Même elle qui était spécialiste de l’époque la plus critique et la plus terrible du développement de l’humanité terrestre, ne se représentait pas toute l’étendue et toute la profondeur de l’inferno qu’avait traversé le monde avant d’atteindre une vie libre et raisonnable.

Les anciens avaient vécu toute leur vie dans ces conditions, ils n’en avaient pas connu d’autre. Et, de génération en génération, malgré la cruauté et l’ignorance, s’étaient tendus les fils d’or de l’amour pur, de la conscience, de la douce compassion, de l’aide et des recherches pleines d’abnégation pour sortir de l’inferno. « Nous étions habitués à nous incliner devant les titans de l’art et de la pensée scientifique, pensa Rodis, mais eux, portant la cuirasse de l’œuvre ou de la connaissance rejetées, avaient pu facilement se faufiler à travers les peines de la vie. C’était autrement difficile pour les gens ordinaires, ceux qui n’étaient ni penseurs ni artistes. Leur seule protection contre les coups du sort restaient les rêves et la fantaisie, même s’ils étaient bafoués et piétinés au cours de leur vie malchanceuse. Et pourtant… arrivèrent des gens nouveaux qui leur ressemblaient, gens modestes et bons au labeur ignoré, fidèles à leur manière à leur aspiration élevée. À l’Ère du Monde Désuni succéda l’Ère de la Réunification Mondiale, puis, il y eut l’Ère du Travail Général et l’Ère des Mains qui se Touchent ».

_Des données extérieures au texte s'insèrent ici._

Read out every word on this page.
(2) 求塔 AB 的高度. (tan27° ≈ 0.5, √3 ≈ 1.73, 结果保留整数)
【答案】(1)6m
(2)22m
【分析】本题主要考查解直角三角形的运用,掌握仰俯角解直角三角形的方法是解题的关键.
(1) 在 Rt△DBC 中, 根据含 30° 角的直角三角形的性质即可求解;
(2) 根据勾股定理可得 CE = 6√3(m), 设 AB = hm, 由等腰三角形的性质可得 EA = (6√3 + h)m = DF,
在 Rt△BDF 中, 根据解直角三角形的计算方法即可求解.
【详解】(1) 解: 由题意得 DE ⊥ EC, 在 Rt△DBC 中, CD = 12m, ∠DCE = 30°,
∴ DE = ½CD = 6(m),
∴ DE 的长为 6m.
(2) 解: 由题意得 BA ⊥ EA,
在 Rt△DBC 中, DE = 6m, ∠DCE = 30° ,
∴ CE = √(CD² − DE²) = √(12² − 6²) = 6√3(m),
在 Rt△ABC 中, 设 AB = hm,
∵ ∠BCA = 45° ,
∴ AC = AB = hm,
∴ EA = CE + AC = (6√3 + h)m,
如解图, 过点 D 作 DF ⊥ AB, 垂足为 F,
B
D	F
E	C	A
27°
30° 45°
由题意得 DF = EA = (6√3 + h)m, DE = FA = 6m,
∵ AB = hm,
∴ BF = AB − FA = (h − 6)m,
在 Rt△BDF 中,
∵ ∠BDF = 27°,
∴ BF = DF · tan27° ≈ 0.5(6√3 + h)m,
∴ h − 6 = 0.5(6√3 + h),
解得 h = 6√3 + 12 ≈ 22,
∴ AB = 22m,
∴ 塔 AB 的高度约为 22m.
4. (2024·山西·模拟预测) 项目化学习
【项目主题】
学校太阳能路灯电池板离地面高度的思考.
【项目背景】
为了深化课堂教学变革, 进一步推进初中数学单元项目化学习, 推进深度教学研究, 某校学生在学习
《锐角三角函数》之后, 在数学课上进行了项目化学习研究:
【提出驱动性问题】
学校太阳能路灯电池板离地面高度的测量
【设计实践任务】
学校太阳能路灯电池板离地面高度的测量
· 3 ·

Alors seulement Faï Rodis comprit avec son cœur – et non plus avec son intelligence – le prix infini payé par l’humanité de la Terre pour atteindre le communisme actuel, pour sortir de l’inferno de la nature. Elle comprit, d’une façon nouvelle, la sagesse des systèmes de protection de la société. Elle ressentit plus vivement que jamais, qu’en aucune occasion, au nom de quoi que ce fut, il ne faudrait tolérer la plus petite déviation qui ramènerait au passé, le moindre recul sur l’escalier qui conduirait à nouveau à l’abîme étroit de l’inferno. Les regards nostalgiques, rêveurs, menaçants et souffrants de millions d’humains étaient fixés sur chaque marche de cet escalier. Et un océan de larmes. Comme le maître Kin Rouh était sage et comme il avait raison d’avoir basé la théorie de l’inferno sur l’étude de l’histoire ancienne ! Ce n’est qu’après lui qu’apparut, d’une manière définitivement claire, la cause psychologique la plus importante des époques anciennes : l’absence de choix, plus précisément un choix tellement complexe dû au manque de structure sociale, que toute tentative de surmonter les événements engendra une crise psycho-morale et un danger physique sérieux.

À l’image du maître, succéda dans les pensées de Faï Rodis celle d’une autre personne qui, elle aussi, n’avait pas craint le fardeau spirituel d’historienne, spécialiste de l’EMD.

Organisatrice remarquable de fouilles, artiste et chanteuse, Veda Kong[16] représentait pour Rodis, depuis son enfance, un idéal immuable. Il y avait longtemps déjà que le corps de Veda Kong s’était volatilisé dans la lueur bleue du rayon funéraire porté à haute température. Mais les merveilleux stéréofilms de l’Ère du Grand Anneau ont conservé vivant son charmant visage à travers les siècles. Un grand nombre de jeunes gens ont ardemment souhaité suivre la même voie. Dans une société où l’on considère l’histoire comme la science la plus importante, beaucoup choisissent cette spécialité. Toutefois, l’historien, endurant toutes les détresses et les difficultés des gens de l’époque étudiée, est parfois soumis à une tension psychologique insupportable. La plupart d’entre eux évite les terribles Siècles Obscurs et l’EMD dont l’étude approfondie exigent une maîtrise de soi et un entraînement spirituel particuliers.

Faï Rodis ressentit au fond de son âme toute la lourdeur du passé, le poids des siècles au temps où l’histoire n’était pas une science, mais uniquement un instrument politique, un moyen d’oppression, une accumulation de mensonges. Les falsificateurs se donnèrent beaucoup de mal pour abaisser les gens simples du temps passé, comme pour compenser ainsi l’insuffisance, la médiocrité de la vie de leurs descendants. Pour les gens des ères communistes nouvelles, qui, avec intrépidité et abnégation, s’enfoncèrent dans le passé, l’énormité des souffrances rencontrées là, fit planer une ombre noire sur toute leur vie.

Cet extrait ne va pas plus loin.